COAP in Space (Carlos)

• Rationale: COAP (Constrained Application Protocol), designed for IoT, shares many characteristics with deep space environments (long delays, intermittency, low bandwidth, limited resources).
• Key Features: Lightweight (4-byte header), asynchronous, flexible, security support, based on REST architecture.
• Recommendation: COAP over UDP for deep space, as TCP/TLS entail significant performance penalties (handshakes, non-optional reliability).
• Tuning: Parameters like Initial RTO need significant tuning for deep space.
• Benefits: Supports caching (reduces response time, resource consumption), proxying (e.g., orbiter proxy caching responses), and easy mapping to/from HTTP.
• Security: DTLS (performance issues) or Object Security (OSCORE), which protects application payloads end-to-end even with untrusted proxies, using pre-shared materials to avoid handshakes.
• Outcome: Due to time constraints, the discussion was deferred to the mailing list.

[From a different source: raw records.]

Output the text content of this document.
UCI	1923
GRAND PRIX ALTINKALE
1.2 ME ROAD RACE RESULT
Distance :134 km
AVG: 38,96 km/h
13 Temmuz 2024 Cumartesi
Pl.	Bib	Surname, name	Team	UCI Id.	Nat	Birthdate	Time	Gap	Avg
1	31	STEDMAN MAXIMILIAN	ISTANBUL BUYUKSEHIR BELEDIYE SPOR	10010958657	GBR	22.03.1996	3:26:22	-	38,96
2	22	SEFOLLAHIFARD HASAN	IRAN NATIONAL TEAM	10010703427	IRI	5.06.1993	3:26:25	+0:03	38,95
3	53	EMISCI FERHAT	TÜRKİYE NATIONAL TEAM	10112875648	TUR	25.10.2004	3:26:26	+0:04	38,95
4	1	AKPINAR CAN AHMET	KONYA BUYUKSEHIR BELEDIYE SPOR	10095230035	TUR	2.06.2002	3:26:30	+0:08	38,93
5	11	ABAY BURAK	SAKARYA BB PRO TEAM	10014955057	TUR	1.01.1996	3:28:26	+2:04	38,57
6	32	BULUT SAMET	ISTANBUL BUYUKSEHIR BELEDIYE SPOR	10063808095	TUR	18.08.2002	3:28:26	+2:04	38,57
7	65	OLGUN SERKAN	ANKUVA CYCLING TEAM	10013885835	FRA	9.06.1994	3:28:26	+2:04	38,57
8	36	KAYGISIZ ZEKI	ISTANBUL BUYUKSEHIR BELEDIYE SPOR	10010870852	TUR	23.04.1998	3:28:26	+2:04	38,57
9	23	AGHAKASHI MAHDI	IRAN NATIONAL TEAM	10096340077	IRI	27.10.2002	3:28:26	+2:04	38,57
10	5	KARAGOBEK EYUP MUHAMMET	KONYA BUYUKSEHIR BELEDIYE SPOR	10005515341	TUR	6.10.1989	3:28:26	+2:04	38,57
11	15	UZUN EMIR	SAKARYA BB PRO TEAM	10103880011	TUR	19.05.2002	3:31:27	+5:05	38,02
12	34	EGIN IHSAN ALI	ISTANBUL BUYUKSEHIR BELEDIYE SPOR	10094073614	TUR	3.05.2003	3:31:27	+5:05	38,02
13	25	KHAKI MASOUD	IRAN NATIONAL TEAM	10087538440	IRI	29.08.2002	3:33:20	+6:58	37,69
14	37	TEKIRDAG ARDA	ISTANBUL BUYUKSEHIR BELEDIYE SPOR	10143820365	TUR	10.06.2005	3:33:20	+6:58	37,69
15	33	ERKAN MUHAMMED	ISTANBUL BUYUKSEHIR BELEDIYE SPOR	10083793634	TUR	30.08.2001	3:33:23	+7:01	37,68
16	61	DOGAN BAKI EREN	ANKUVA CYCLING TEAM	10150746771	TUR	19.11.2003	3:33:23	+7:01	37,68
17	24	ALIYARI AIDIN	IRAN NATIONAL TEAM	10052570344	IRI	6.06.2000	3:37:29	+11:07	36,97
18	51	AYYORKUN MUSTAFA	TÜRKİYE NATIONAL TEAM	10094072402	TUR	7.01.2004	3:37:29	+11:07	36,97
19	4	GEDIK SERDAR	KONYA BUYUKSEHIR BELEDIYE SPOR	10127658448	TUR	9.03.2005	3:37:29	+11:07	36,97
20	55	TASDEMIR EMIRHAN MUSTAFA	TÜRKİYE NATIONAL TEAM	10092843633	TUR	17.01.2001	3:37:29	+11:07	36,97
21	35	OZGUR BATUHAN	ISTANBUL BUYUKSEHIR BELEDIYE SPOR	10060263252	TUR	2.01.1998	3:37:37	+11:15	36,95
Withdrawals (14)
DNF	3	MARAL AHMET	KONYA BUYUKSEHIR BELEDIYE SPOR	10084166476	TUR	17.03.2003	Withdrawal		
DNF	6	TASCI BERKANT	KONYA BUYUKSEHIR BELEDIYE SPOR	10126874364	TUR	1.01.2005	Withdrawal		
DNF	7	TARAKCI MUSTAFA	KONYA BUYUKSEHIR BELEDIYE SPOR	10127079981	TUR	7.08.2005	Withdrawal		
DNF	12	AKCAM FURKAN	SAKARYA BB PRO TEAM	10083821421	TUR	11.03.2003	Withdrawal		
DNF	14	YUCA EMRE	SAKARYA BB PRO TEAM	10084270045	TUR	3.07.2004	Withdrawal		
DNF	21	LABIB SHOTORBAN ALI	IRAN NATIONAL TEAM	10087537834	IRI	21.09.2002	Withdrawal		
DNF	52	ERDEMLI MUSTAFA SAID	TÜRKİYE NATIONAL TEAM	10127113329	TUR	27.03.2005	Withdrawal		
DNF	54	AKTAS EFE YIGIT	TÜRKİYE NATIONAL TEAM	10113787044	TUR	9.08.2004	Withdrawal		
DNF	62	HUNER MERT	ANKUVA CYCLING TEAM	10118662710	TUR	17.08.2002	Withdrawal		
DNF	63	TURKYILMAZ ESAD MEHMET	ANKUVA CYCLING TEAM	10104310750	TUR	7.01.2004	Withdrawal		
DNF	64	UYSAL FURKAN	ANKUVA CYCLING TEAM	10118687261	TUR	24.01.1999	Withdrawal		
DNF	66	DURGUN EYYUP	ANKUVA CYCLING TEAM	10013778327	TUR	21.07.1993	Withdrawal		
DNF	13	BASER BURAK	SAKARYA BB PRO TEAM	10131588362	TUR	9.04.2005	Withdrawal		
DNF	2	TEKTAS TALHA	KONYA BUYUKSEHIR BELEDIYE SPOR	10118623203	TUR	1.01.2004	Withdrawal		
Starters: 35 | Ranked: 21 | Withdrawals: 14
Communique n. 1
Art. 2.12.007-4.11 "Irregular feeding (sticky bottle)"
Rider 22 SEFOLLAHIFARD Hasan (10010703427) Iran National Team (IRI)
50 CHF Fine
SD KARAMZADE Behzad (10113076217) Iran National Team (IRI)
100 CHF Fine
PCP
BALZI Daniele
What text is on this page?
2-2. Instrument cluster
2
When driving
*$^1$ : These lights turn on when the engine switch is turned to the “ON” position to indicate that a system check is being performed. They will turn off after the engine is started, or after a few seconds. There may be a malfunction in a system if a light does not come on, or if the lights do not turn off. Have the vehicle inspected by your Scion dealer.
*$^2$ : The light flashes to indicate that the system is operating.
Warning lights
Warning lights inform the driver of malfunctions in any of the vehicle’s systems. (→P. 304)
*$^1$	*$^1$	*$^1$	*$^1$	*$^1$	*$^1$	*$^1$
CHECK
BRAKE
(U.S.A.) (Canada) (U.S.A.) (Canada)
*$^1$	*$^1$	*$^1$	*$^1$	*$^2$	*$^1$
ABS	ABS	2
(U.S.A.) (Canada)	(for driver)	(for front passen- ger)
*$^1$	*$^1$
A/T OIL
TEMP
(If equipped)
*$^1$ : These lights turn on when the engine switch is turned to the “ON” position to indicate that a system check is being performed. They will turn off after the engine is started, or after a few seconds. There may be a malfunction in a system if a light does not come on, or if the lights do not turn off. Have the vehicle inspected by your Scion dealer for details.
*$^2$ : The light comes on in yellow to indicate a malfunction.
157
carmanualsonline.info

Decisions and Action Items

• ACTION: Chairs to send out a Working Group adoption call for the "TIPTOP IP Architecture" draft (draft-ietf-tiptop-ip-architecture) to the mailing list.
• ACTION: All participants are encouraged to read the "TIPTOP IP Architecture" draft and provide detailed feedback on the mailing list, particularly regarding the concerns raised about Quick specifics and IP addressing.
• ACTION: Ben's detailed security considerations (PR 43) will continue to be discussed on the mailing list for further input.
• ACTION: Natya to open a GitHub issue regarding the "crypto fail issue" observed with Kish's server recovery.
• ACTION: Joan's analysis of storage alternatives to be discussed further on the mailing list and potentially incorporated into the architecture document.
• ACTION: Carlos's "COAP in Space" draft to be discussed further on the mailing list.

Next Steps

• Continue extensive discussions on all presented drafts via the TIPTOP mailing list.
• Further refine the "TIPTOP IP Architecture" draft based on feedback, especially addressing the level of detail regarding specific protocols (like Quick) and the approach to IP address management.
• Advance the security requirements document based on Ben's presentation.
• Consider repeating the hackathon at the next IETF, focusing on more protocol and application testing, and a fully autonomous network setup.
• Monitor and address the "crypto fail issue" in Kish.